“The National Rally is not up for sale to the highest Macronist bidder, as opposed to [the conservative] Les Républicains and the Socialists,” Bardella hammered home on stage. “We are not like them.”
On Saturday, Lecornu signaled his intention to seek out support within moderate groups on the left in a wide-ranging interview with local newspapers, extending several entreaties and ruling out “a political deal” with the National Rally.
In private, Le Pen and her top lieutenants have likened a potential agreement between Macron’s camp and the Socialists to a mutual kiss of death.
While the far-right leader has refrained until now to call for the French president to step down, the crowd on Sunday chanted “Macron, démission,” seemingly following the lead of Bardella and others in the party’s top brass, who are urging the president to step down — something he has repeatedly ruled out.

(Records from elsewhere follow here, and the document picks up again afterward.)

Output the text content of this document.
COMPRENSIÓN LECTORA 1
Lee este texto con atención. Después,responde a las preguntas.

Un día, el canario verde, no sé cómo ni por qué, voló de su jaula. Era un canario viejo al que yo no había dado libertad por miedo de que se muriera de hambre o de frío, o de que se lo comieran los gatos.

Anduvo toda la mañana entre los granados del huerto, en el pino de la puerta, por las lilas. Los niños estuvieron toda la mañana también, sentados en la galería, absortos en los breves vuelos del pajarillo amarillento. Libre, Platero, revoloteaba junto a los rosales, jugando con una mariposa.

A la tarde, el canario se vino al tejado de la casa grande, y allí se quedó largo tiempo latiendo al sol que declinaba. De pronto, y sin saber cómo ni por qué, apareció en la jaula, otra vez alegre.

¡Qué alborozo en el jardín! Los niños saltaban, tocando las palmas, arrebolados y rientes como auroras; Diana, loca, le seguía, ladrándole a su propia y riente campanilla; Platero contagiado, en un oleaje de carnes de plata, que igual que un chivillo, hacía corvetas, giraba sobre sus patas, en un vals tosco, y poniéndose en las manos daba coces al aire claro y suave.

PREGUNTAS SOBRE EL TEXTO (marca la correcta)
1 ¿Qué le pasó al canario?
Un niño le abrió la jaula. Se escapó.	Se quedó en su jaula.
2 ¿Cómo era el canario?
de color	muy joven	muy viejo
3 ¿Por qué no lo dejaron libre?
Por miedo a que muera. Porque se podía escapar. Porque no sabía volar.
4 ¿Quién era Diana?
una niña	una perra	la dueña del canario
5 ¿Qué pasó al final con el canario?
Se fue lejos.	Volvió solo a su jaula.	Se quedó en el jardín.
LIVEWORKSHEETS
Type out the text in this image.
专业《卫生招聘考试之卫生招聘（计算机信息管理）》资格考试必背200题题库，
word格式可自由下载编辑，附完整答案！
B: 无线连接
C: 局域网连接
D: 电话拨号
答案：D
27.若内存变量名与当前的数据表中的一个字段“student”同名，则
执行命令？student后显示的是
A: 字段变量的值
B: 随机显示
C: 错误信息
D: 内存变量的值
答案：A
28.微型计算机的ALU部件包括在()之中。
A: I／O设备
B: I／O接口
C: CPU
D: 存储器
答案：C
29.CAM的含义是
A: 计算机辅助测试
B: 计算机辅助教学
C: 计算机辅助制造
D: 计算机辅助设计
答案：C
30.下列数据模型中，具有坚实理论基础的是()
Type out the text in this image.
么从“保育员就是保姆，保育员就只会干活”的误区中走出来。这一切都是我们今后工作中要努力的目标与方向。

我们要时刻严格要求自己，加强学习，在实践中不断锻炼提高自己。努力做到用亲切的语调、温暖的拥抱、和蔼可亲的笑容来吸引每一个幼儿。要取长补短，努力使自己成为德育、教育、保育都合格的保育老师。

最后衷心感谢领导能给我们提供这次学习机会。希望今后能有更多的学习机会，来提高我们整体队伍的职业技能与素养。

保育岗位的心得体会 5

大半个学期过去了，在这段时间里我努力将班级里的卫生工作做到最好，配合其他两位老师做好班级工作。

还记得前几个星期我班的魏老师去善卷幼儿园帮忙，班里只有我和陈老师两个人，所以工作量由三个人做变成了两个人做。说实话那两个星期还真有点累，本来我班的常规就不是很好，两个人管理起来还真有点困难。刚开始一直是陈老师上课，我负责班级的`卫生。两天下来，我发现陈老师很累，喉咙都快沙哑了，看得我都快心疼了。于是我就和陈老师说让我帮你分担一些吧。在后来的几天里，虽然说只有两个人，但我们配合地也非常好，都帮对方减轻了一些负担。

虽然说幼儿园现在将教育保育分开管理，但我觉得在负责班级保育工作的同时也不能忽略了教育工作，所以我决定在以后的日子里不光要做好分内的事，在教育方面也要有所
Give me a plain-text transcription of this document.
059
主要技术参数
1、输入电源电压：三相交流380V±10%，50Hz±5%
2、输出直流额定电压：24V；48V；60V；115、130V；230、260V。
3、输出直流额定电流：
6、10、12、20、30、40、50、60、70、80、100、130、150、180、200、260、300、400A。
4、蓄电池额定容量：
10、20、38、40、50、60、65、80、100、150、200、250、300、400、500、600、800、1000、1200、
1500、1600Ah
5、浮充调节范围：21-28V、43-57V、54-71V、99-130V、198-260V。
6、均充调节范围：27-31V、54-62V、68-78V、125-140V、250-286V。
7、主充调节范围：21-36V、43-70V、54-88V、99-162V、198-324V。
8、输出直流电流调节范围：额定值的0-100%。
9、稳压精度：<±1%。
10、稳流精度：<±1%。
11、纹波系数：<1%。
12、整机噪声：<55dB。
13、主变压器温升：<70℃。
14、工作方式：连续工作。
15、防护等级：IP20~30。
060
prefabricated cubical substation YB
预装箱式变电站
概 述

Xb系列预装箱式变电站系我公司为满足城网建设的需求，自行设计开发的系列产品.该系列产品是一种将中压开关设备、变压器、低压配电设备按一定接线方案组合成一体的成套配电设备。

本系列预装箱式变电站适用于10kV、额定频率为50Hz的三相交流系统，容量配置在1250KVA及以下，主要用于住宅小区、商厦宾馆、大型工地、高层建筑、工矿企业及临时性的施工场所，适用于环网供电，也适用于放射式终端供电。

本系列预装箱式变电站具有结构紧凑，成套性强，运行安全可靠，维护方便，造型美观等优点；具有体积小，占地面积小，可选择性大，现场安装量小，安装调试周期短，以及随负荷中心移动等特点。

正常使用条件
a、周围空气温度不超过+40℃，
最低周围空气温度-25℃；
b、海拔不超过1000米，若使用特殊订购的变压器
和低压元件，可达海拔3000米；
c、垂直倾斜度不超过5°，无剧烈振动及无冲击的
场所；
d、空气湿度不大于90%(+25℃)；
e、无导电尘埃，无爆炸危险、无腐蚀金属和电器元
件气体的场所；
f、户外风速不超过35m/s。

That would present a potential challenge to Le Pen who is currently barred from running in an election over embezzlement — she denies all charges and will face an appeal trial in January to try and overturn the verdict.
To her supporters’ delight, she made it clear on stage that she was going nowhere. The far right leader emerged from the summer in a hawkish mood, turning the thumb down on the outgoing prime minister quicker than anyone thought, and boosting her supporters’ morale ahead of local elections in March.
“I am a determined, stubborn, combative woman, and I am not going to apologize for it.”